The life stories being told in Professor Marston and the Wonder Women are truly radical. William Marston (Luke Evans) was a psychologist and university professor who helped invent the lie detector in the 1920s and created the character of Wonder Woman for DC Comics in 1941. His wife Elizabeth (Rebecca Hall) was a brilliant psychologist in her own right; together, they had a long and unconventional romantic partnership with their research assistant Olive Byrne (Bella Heathcote), who was credited as the visual inspiration for Wonder Woman (among other things, she sported a pair of gold bracelets).
The strange arc of Marston’s career is fascinating, and the unusual nature of his relationship with Elizabeth and Olive even more so. Professor Marston and the Wonder Women suffers whenever it tries to tell that story in an ordinary way, boiling the details of Marston’s life down into a typical biopic format that makes sure to check off all of his eclectic achievements. Still, the romance being explored here—which so rarely gets the Hollywood treatment, and which the writer/director Angela Robinson takes such care to flesh out—is enough to keep things from ever feeling too staid.

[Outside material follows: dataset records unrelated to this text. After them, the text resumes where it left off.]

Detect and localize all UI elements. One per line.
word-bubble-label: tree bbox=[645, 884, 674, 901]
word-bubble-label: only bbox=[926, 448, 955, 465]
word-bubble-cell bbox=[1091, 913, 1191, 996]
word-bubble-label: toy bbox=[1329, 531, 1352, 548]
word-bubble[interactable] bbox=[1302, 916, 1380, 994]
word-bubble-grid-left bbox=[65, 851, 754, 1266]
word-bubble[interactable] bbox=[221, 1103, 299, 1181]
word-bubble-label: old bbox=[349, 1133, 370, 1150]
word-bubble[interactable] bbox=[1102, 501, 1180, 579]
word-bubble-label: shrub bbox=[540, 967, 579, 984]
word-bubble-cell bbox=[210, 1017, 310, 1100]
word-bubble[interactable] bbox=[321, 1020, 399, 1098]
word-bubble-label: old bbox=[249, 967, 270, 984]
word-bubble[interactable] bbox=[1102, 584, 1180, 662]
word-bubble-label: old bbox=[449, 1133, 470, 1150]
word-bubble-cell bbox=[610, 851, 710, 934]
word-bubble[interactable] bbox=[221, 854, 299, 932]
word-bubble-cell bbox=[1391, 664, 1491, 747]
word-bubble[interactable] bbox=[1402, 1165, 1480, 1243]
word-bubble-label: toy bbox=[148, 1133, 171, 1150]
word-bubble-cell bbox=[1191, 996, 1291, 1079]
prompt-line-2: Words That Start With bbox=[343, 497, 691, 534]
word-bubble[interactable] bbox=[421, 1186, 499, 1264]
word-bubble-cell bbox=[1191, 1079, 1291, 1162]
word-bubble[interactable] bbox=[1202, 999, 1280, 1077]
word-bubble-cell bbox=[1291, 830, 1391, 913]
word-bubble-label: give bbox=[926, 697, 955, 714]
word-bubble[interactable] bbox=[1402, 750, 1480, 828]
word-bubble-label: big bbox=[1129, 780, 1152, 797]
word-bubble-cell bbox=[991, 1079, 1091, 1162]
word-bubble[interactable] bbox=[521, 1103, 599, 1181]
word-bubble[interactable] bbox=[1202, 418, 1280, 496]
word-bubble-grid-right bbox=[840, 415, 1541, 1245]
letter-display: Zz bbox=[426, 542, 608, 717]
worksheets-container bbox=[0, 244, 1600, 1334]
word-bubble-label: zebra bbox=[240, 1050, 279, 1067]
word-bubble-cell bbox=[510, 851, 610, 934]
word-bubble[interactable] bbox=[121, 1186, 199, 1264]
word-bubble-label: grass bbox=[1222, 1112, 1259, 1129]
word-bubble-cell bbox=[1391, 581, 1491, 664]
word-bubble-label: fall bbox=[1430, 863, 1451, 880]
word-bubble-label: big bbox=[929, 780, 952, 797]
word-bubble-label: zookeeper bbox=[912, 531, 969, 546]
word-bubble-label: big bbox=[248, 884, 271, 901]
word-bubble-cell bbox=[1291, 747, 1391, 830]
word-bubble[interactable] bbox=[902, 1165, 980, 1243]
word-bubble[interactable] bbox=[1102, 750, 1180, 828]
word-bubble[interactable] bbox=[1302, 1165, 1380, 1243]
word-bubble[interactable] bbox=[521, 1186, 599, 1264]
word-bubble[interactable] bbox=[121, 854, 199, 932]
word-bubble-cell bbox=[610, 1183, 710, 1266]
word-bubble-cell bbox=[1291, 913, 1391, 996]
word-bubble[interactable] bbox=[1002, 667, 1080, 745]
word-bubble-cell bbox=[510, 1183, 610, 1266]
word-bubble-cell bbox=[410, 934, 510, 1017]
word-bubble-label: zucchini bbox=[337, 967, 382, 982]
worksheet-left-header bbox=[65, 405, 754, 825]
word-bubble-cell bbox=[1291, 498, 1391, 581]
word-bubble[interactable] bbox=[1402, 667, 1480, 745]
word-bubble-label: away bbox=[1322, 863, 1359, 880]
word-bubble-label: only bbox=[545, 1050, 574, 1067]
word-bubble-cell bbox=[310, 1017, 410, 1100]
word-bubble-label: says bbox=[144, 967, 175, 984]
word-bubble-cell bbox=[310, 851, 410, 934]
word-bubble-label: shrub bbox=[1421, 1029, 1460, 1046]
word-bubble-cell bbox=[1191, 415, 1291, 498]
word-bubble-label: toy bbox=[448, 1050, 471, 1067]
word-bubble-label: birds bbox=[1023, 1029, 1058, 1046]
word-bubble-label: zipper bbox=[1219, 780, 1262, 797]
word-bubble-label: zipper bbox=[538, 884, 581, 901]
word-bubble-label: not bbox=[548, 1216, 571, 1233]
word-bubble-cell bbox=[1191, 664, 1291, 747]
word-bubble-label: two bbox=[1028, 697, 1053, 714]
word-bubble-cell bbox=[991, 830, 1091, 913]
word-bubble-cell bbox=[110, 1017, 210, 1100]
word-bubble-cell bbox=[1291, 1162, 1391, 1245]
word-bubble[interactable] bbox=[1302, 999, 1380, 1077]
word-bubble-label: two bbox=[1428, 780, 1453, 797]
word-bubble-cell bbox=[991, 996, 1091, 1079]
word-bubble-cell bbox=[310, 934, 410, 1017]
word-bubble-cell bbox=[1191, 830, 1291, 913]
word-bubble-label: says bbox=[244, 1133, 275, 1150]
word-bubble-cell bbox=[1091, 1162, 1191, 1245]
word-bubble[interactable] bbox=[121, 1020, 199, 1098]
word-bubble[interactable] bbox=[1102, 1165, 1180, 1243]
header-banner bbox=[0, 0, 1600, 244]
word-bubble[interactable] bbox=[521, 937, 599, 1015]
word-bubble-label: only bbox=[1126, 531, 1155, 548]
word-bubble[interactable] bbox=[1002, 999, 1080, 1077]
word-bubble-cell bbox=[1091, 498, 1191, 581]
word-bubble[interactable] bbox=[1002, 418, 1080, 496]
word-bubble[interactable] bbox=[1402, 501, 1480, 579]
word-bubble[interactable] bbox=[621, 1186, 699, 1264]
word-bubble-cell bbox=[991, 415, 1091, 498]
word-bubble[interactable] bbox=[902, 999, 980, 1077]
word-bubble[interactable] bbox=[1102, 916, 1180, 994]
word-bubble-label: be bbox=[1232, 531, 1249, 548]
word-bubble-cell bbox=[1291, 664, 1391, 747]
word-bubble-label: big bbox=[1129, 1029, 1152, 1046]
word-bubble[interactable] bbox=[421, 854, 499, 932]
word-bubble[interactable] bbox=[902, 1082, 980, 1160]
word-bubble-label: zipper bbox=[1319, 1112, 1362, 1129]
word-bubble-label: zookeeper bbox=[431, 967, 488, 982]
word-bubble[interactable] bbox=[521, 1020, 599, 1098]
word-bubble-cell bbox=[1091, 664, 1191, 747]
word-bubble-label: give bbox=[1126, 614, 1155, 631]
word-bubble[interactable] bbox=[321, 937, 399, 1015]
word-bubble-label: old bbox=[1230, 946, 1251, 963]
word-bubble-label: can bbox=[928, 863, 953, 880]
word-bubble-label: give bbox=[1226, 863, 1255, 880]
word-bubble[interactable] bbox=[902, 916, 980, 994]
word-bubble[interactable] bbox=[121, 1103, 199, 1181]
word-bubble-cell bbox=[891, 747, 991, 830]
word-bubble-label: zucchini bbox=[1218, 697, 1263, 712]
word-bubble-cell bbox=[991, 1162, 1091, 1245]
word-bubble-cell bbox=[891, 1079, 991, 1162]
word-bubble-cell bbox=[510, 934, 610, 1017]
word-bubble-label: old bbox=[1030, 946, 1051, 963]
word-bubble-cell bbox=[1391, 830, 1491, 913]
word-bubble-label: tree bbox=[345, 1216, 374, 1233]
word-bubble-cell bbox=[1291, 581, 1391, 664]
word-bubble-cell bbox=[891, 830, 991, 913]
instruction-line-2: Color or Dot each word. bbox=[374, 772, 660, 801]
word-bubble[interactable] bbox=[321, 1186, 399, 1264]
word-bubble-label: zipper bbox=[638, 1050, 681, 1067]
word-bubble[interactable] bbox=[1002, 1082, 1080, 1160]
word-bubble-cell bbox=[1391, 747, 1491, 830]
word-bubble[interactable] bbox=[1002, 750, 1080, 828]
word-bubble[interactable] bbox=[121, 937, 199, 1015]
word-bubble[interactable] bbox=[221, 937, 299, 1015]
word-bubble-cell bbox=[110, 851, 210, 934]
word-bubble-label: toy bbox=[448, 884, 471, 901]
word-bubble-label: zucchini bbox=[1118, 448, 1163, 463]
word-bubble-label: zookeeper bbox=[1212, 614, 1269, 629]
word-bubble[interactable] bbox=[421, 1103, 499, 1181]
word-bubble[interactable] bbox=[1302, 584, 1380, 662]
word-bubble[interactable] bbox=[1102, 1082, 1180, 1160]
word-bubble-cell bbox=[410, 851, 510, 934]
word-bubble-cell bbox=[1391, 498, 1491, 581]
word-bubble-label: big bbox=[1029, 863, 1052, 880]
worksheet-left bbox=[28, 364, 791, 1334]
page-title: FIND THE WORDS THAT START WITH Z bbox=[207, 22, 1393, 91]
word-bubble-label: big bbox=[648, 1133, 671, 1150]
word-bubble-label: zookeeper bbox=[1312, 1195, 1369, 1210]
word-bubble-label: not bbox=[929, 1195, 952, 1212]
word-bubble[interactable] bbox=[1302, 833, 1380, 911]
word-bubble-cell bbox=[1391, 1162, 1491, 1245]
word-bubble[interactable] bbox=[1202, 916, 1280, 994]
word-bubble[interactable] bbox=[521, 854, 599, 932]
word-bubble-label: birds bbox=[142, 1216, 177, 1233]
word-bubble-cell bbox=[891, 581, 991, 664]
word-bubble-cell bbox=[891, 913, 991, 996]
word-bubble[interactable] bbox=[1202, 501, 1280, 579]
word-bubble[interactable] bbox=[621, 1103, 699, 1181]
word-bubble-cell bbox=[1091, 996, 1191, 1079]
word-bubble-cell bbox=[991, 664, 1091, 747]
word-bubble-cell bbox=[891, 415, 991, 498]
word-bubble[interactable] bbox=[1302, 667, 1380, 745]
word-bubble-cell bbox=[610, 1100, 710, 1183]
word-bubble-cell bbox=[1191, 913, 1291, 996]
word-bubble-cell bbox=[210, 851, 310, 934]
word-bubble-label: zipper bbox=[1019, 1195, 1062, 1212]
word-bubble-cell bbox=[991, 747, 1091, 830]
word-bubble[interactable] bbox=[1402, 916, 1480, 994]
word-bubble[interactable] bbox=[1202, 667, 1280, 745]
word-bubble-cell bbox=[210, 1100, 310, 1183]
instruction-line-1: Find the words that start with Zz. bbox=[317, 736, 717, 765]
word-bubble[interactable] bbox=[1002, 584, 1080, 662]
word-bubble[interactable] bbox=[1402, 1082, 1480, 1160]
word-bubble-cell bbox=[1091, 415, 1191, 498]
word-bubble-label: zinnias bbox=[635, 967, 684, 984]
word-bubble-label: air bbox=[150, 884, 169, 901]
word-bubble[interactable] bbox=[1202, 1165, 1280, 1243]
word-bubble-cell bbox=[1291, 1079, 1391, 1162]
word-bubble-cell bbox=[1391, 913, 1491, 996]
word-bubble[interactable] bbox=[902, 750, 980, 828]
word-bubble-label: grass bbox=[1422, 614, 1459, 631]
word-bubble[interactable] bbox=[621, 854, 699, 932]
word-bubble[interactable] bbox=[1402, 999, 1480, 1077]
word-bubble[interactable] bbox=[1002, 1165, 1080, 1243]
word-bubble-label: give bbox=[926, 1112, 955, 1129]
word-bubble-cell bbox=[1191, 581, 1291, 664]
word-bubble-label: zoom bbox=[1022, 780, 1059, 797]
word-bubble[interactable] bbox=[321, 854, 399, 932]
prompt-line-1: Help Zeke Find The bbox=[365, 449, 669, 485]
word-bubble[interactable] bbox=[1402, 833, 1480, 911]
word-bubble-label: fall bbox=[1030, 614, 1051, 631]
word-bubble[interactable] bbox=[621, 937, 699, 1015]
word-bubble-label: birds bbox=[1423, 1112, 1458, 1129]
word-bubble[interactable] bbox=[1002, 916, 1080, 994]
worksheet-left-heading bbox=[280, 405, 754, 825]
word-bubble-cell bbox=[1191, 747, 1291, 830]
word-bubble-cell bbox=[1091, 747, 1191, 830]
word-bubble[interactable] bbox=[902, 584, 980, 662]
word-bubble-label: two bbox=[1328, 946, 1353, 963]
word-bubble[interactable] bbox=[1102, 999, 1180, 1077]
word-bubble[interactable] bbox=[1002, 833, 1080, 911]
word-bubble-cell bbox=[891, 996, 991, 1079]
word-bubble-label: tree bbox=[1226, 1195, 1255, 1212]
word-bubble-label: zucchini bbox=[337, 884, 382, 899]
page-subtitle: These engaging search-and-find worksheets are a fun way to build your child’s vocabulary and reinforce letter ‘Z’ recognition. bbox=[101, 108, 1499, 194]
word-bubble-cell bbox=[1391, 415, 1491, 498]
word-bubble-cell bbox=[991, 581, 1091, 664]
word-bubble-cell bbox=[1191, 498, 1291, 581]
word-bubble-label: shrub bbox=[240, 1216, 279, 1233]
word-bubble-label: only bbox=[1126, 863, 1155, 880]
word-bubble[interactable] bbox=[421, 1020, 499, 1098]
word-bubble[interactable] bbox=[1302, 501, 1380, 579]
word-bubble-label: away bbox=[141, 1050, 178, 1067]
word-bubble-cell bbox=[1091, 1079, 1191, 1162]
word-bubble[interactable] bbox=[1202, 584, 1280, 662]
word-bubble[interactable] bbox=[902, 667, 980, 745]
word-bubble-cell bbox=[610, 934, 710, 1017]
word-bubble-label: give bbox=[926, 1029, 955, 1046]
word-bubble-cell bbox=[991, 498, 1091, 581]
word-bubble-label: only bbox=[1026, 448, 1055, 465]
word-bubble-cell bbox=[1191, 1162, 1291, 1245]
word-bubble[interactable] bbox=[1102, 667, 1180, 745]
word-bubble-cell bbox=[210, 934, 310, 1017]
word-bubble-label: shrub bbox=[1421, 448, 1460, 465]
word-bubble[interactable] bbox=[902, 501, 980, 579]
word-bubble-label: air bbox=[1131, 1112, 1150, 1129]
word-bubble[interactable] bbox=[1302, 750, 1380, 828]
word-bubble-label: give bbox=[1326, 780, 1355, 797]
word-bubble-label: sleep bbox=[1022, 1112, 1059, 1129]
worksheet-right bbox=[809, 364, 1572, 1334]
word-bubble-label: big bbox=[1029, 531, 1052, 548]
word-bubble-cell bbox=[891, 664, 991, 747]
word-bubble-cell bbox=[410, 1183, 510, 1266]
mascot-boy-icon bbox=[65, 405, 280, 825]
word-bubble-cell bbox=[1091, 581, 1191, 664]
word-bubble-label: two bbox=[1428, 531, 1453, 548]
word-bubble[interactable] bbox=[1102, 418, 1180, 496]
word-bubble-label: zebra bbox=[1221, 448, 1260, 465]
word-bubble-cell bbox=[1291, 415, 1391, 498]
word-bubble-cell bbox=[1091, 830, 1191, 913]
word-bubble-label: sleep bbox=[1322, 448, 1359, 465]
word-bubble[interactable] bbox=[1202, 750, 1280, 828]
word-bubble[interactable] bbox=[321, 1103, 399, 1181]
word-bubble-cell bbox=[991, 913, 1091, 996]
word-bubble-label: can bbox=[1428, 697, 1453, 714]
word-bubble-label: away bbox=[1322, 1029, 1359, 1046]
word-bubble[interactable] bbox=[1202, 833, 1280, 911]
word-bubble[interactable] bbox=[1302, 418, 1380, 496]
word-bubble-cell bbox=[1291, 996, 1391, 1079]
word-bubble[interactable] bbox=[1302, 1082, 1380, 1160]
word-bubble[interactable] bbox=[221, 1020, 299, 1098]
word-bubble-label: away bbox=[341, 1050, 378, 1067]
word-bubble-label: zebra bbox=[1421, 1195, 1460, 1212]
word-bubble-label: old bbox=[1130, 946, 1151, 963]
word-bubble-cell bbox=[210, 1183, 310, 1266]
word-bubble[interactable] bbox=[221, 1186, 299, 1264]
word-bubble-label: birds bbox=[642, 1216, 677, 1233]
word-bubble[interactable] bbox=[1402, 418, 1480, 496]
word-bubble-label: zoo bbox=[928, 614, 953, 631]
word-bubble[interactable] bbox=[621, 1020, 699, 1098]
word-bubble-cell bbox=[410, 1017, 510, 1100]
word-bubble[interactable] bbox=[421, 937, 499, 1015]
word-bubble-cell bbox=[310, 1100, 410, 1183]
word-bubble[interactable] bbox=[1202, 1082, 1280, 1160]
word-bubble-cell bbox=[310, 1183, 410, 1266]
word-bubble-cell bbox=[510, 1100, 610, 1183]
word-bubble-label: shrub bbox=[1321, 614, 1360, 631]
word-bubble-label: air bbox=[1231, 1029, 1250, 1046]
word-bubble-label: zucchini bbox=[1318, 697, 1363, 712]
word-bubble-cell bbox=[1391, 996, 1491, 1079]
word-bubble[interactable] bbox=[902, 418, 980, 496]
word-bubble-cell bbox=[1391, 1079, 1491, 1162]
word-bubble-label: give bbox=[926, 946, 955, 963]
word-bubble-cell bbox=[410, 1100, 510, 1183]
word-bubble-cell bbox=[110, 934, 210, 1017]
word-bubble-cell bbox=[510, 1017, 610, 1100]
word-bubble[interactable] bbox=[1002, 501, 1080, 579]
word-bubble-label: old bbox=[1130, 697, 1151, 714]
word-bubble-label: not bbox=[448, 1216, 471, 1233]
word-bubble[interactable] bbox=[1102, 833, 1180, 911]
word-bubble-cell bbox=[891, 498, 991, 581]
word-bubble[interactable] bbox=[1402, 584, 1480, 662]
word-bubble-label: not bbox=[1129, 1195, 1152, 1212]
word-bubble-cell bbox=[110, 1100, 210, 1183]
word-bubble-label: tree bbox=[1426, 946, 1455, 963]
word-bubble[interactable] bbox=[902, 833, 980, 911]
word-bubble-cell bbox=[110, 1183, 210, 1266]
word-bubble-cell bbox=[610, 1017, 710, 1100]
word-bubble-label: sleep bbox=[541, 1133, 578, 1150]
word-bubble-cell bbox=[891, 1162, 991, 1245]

Robinson was an exciting talent of the Aughts who hasn’t made a film in 12 years (she’s worked in TV since making the lesbian action-comedy D.E.B.S. in 2004 and the Disney feature Herbie Fully Loaded in 2005). It’s exciting to have her perspective back on film, especially because Professor Marston and the Wonder Women immediately makes it clear just how uninterested it is in the “very special man” framing so many biopics adopt. Evans is charming in his careful, slightly manicured way as Marston, but Robinson is immediately much more interested in the two women in his life, and the fascinating ways their relationships intersect with both him and each other.